Femminicidio Bruna Bovino, condannato a 26 anni Antonio Colamonico

Sentenza arrivata dalla corte di Assise d’Appello di Bari. Uccise la donna strangolandola e accanendosi con le forbici. Poi bruciò il corpo. Ristori alle parti civili

Antonio Colamonico è stato condannato a 26 anni e 6 mesi per il femminicidio di Bruna Bovino, massacrata nel 2013 all’interno del locale di estetica dove lavorava, a Mola di Bari.

Arriva dopo un iter sofferto la giustizia per Bruna Bovino: Colamonico fu condannato in primo grado e assolto in secondo grado.

La Cassazione ha poi annullato la sentenza, rinviando il processo in Appello.

La Corte di Assise di Appello di Bari ha così ritenuto di tenersi nei binari prospettati dalla Cassazione, che invitava a leggere il quadro probatorio nella sua interezza e non in maniera segmentata.

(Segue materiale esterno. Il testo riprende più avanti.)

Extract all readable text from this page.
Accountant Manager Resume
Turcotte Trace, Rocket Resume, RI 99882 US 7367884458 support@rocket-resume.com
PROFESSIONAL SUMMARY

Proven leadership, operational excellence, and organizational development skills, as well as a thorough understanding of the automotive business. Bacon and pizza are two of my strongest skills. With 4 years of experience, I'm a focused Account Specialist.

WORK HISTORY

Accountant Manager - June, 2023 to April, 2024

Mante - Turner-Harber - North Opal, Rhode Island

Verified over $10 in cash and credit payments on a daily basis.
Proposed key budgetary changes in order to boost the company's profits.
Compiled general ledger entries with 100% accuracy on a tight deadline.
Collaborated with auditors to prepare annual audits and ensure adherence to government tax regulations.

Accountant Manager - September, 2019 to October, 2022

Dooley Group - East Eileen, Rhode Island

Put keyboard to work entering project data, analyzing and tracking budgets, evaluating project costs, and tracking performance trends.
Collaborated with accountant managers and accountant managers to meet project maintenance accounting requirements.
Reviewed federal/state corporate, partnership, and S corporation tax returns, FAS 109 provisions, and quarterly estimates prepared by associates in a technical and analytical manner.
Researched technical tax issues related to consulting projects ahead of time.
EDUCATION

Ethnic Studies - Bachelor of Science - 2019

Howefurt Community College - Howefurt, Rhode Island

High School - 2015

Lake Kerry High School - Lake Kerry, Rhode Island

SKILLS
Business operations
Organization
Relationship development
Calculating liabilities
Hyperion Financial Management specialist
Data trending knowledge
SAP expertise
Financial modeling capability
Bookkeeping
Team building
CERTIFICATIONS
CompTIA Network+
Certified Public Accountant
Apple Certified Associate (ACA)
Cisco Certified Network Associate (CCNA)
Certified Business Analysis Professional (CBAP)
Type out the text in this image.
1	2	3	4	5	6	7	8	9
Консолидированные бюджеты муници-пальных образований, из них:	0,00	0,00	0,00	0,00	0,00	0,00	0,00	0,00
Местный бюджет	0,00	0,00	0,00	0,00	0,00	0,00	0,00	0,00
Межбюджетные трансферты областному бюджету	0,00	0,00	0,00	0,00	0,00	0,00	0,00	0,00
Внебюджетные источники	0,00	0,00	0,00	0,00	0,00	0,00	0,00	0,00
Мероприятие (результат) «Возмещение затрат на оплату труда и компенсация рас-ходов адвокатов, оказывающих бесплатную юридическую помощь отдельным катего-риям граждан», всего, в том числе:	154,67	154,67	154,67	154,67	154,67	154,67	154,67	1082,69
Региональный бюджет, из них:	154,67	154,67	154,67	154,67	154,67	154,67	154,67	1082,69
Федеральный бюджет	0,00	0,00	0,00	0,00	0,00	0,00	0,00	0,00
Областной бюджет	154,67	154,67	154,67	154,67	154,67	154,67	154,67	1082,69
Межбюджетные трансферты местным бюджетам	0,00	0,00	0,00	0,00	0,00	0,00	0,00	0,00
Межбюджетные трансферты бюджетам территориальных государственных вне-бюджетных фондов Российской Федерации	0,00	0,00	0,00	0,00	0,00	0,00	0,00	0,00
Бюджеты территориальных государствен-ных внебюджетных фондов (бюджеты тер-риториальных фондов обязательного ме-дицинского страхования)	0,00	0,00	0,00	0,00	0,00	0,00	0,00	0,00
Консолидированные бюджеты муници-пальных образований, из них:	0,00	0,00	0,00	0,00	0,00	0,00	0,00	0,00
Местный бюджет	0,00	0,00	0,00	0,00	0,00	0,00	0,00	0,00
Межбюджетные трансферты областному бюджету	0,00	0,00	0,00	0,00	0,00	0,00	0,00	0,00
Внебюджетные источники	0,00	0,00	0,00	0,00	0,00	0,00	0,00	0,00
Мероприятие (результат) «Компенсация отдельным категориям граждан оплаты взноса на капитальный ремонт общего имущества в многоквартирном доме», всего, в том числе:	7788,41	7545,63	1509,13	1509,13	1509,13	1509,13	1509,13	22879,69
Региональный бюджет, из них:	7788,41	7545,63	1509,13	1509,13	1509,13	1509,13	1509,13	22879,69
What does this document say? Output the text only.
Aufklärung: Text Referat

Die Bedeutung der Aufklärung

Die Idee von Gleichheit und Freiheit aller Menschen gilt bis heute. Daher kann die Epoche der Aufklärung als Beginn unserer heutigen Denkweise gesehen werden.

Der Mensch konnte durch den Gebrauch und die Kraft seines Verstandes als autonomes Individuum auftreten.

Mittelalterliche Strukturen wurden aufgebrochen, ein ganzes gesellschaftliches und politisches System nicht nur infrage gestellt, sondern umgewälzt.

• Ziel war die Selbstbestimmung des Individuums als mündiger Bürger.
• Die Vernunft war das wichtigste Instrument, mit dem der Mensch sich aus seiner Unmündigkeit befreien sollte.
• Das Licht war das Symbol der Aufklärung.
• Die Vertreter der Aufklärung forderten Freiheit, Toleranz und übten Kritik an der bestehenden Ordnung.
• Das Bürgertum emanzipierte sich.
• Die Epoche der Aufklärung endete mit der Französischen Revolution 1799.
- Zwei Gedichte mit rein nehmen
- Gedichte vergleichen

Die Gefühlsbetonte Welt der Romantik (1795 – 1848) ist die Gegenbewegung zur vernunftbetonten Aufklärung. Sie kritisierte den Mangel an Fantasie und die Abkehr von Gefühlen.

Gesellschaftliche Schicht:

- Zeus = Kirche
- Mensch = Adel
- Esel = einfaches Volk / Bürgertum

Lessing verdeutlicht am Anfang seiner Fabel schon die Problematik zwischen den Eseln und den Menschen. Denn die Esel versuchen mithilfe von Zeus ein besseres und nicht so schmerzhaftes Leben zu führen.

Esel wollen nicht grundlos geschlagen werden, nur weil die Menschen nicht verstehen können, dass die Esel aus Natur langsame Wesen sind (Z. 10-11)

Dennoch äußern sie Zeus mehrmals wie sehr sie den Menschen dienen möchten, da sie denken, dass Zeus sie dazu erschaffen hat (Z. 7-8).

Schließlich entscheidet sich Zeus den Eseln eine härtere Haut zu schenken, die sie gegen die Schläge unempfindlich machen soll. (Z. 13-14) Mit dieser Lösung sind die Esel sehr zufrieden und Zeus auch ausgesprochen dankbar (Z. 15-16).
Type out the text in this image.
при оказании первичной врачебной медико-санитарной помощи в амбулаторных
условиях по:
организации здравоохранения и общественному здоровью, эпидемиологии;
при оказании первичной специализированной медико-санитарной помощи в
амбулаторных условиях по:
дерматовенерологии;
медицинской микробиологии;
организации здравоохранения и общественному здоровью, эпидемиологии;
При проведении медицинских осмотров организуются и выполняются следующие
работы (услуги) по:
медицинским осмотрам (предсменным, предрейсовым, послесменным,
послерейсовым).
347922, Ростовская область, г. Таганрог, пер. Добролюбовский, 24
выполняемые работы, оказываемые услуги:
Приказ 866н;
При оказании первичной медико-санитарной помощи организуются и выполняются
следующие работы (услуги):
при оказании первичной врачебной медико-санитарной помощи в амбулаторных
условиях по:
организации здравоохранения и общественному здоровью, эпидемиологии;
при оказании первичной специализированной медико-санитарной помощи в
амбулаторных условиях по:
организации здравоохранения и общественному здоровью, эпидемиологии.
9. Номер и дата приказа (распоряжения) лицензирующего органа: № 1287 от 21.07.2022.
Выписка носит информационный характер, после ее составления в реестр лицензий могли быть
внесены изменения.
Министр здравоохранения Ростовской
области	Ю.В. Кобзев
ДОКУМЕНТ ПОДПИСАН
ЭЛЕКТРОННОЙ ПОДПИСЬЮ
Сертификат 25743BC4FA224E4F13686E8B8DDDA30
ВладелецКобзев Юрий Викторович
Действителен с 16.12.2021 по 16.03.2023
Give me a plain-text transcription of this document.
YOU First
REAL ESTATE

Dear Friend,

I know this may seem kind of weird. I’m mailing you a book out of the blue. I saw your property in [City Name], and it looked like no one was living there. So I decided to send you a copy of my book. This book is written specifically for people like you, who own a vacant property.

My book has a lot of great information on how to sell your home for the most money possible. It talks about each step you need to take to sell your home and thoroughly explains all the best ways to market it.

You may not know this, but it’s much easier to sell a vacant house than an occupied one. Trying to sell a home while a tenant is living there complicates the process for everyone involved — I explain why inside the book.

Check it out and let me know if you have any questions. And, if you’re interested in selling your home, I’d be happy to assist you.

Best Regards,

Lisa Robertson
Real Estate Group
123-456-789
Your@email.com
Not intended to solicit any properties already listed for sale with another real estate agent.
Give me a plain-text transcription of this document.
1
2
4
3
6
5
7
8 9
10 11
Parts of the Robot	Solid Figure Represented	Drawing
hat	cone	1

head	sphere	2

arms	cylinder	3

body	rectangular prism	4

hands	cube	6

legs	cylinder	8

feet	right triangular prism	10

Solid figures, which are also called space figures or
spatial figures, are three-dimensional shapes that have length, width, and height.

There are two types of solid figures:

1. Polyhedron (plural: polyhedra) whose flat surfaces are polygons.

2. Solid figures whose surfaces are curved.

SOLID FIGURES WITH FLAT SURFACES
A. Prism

Il collegio giudicante ha così ribaltato la sentenza di assoluzione, condannando Colamonico a 23 anni per il femminicidio di Bruna Bovino e a tre anni e sei mesi per aver appiccato il fuoco al locale, carbonizzando il corpo martoriato della ragazza, nel tentativo di distruggere ogni prova.

Bruna Bovino fu martoriata con 20 colpi di forbici, infine strangolata e bruciata.

Ma l’incendio non è bastato per depistare gli inquirenti che hanno incastrato Colamonico analizzandone gli spostamenti, attraverso l’aggancio del suo cellulare alle celle telefoniche.

“Il quadro probatorio era granitico” afferma Maria Pia Vigilante, avvocata del Centro antiviolenza Giraffa onlus di Bari, costituitosi parte civile “Ci auguriamo che la condanna di Colamonico, arrivata in un momento tragico che ha visto molte donne morire per mano dei loro compagni, conviventi o mariti, vittime per la seconda volta di un attacco mediatico non indifferente, dia forza alle donne e le incoraggi a rivolgersi con fiducia ai Centri antiviolenza e a presentare denunce-querele ai danni dei maltrattanti”.

I giudici hanno riconosciuto il risarcimento del danno ai familiari della vittima e a Giraffa onlus e Safyia onlus, costituitesi parte civile.

Hanno inoltre condannato l’assassino al pagamento delle spese processuali a favore dell’Erario.